In late 1972 ZZ Top’s Billy Gibbons and Dusty Hill were summoned to Johnny Winter’s Houston apartment. The Beaumont-raised Winter—whom Rolling Stone famously put on the map in 1968 by describing him as “a cross-eyed albino with long, fleecy hair, who plays some of the gutsiest, fluid blues guitar you’ve ever heard”—was an arena-filling draw four records into his career. ZZ Top, on the other hand, were still largely beardless and just getting started.

“He told us, ‘I just wanted to meet the guys that made ‘Just Got Paid,’ ” says Gibbons, referring to the soon-to-be-classic song from the trio’s sophomore record, Rio Grande Mud. “Then it got interesting. He said, ‘It’s a good song, but you seem to want to sound like me.’ Ha! And it was true. We did.”

Winter, who died July 16 at the age of seventy, influenced plenty of musicians. Aerosmith’s Joe Perry has said, “If it weren’t for Johnny Winter, I would have never picked up the guitar.” Gibbons first began studying Winter’s technique in 1966 at the ACT III, the legendary but short-lived Houston nightclub co-owned by Kenny Rogers. “He cut an unforgettable image—an albino in the window right on South Main with a black suit and white guitar,” Gibbons remembers. “He was unusual-looking, for sure. But he also played like nobody else. He was dexterous and soulful. He penetrated with diamond-like explicitness, taking you right to the place you wanted to be. Every time.”
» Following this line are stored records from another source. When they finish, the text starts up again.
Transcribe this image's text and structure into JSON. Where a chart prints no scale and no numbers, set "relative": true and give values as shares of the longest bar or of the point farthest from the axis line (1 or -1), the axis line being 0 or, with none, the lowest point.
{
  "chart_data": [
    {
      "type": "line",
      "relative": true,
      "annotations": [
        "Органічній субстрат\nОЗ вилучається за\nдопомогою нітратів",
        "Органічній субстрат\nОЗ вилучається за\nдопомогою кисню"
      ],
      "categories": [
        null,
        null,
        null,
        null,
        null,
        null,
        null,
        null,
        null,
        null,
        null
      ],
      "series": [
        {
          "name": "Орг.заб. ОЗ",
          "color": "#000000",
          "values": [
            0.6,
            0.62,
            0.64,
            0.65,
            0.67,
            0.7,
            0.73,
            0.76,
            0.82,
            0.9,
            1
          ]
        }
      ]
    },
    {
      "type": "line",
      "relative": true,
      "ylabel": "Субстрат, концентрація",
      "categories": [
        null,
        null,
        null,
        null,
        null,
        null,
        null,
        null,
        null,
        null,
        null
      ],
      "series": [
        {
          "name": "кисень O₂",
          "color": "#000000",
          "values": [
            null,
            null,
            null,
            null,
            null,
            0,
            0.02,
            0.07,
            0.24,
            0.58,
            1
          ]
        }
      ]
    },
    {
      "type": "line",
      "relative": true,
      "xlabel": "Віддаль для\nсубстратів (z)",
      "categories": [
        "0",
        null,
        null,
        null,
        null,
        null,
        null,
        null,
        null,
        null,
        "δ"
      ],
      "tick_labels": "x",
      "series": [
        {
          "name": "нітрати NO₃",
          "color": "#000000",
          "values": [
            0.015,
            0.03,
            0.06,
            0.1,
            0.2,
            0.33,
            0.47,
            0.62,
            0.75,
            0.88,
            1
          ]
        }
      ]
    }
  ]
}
More often than not, the place Winter took us to was the heart of the blues. In February, when Sony/Legacy put out a four-CD box set of Winter’s solo material, the label gave it the title True to the Blues: The Johnny Winter Story. And though Winter found some of his biggest commercial success in the early seventies by teaming up with guitarist Rick Derringer to transition into rock—“Rock and Roll, Hoochie Koo” was their best-known song—he always contended that he was still essentially playing the blues, just faster and louder than people were accustomed to. By 1977 Winter had landed the gig he often told audiences he had been dreaming about since he was a child: collaborating with Muddy Waters. Three of the four albums he produced for the electric blues pioneer won Grammys for Best Ethnic or Traditional Folk Recording. “Some of those recordings stand as the pinnacle of modern blues,” Gibbons says. “They’re treasures.”

Gibbons never got to perform onstage with Winter (though there was a near-miss on a 2012 Rock Legends Cruise), but the two men recently collaborated on a cover of the Jimmy Reed classic “Where Can You Be” for Step Back, Winter’s final album, due out September 2. It’s one of those albums of duets that artists at a certain late stage in their career (Frank Sinatra, Ray Charles, Jerry Lee Lewis) seem obliged to put out. Step Back features appearances from an all-star cast—Joe Perry, Dr. John, Ben Harper, and Eric Clapton also show up—and as is often the case with these things, Gibbons’s participation wasn’t particularly intimate; he phoned in his guitar part from England, where he was on tour.

Still, he was happy to do it. Winter, after all, had once been pretty kind to Gibbons. On that day back in 1972, after the mercurial star teased Gibbons and Hill about copping his style, he lightened up. “We listened to blues records all afternoon,” Gibbons says. “Then we had Mexican food delivered. It was unforgettable.”